If you're running anything less than a 400MHz system with 256MB of RAM you're probably better off with Windows 2000. The older OS requires less computing power, making things run much more smoothly on an older system.
Finally, if you have Windows 2000 Professional and install the service packs, Internet Explorer 6, Media Player 8, and DirectX 8, you'll have a system very similar to Windows XP without the assorted extra pieces of software that come with it. You'll also avoid the whole "product activation" ordeal, making life just a little bit easier.
Take the plunge
All the above said, if you have at least a 400MHz machine with 256MB of RAM, Windows XP will run faster on your system than will Windows 2000. (Independent benchmark tests indicate that Windows XP delivers 34 percent better performance when installed on a new PC than does Windows 2000. Average application access time is also 21 percent faster.) The new OS is also more configurable, giving you more control over your environment. Windows XP is also fully compatible with Windows NT 4, Windows Workstation, Windows Millennium, and Windows 98, and roughly 90 percent compatible with Windows 2000 applications, avoiding many of the compatibility issues that have plagued users of Windows.
One key difference in the overall look and feel of Windows XP is the redesigned interface. While it may take a while to get used to for die-hard 2000 users, the desktop is less cluttered and the task-orientated menu system will make accessing the programs and applications you most often need much easier. If you absolutely love the classic interface, don't fear; you can revert to it at any time.
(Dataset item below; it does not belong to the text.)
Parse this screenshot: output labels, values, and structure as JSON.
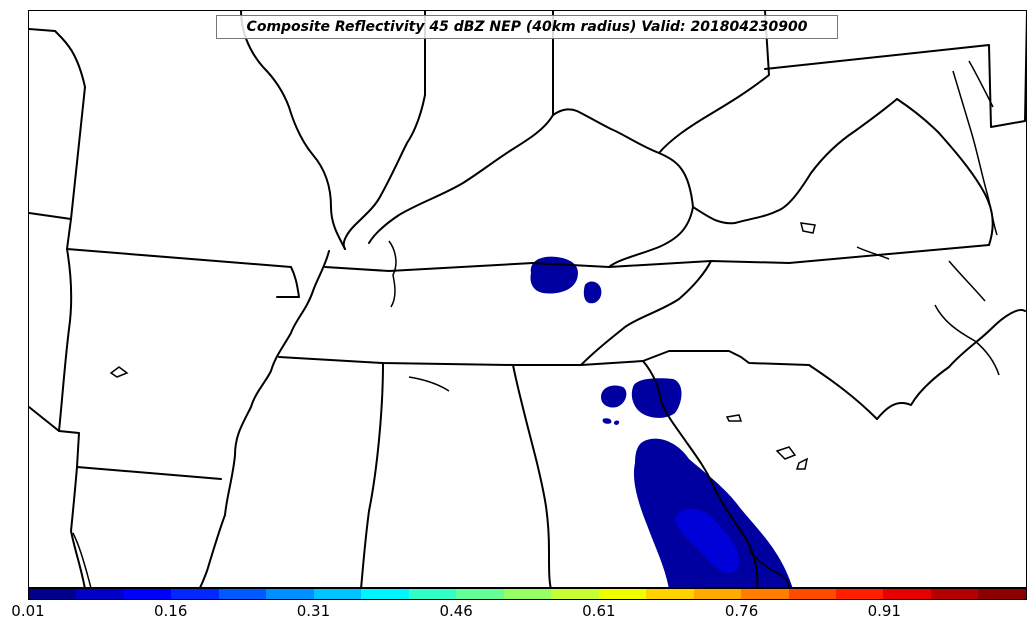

Windows XP also offers more bells and whistles, such as built-in CD writer support, Remote Desktop Connection, Internet Connection Firewall, Fast User Switching (useful for when multiple users are sharing one PC), and Windows Movie Maker. And when you consider that the new OS boasts greater support for Windows 95/98 games and utilities, it's hard not to consider making the switch.
And because Windows XP is the latest and greatest OS, more manufacturers (not to mention Microsoft) will develop software for it than for Windows 2000. After all, Windows XP was built in part to replace its older cousin, so why should software houses support something that's obsolete? Manufacturers of existing hardware and software products are also more likely to add Windows XP compatibility now than Windows 2000 compatibility, as the industry focus has shifted to the newer OS.
With the release of Windows XP, Microsoft has also instituted a very thorough testing process that should ensure that third-party device drivers meet high performance criteria. Microsoft maintains a single update site containing copies of all certified driver and application program upgrades. Also, whenever new DLLs are installed, Windows XP will retain the older versions to allow for an easy restore in the event that something goes wrong. Updates can also be automatically downloaded and installed for network users. With Windows XP, users will no longer have to visit multiple vendor sites to download up-to-date drivers.
In essence, Windows XP users will get the benefit of building on existing Windows 2000 knowledge while being able to run many applications that ran under Windows 9x/Me, but failed to run properly under Windows 2000.
To switch or not to switch
If you've been using Windows 2000 Professional for a year or two and are happy with it (and don't need it do anything it isn't already capable of doing), then you probably don't need to upgrade to Windows XP Professional. Once you take away all the bells and whistles, there isn't much of a difference between the two operating systems. Save your money and buy some more RAM instead.
If, however, you'd like to add some of the compatibility that Windows 98 had and want to be on the cutting edge of Windows technology, an upgrade to XP is probably the way to go. If you have the available memory to support the new OS and need (or even just want) the new features that XP offers, then go for the upgrade. Installation is fairly easy and straightforward, especially if you've checked out your system ahead of time. Windows XP Professional does improve on its older cousin in a number of key areas, and there are worse ways that you could spend your money than to upgrade your OS.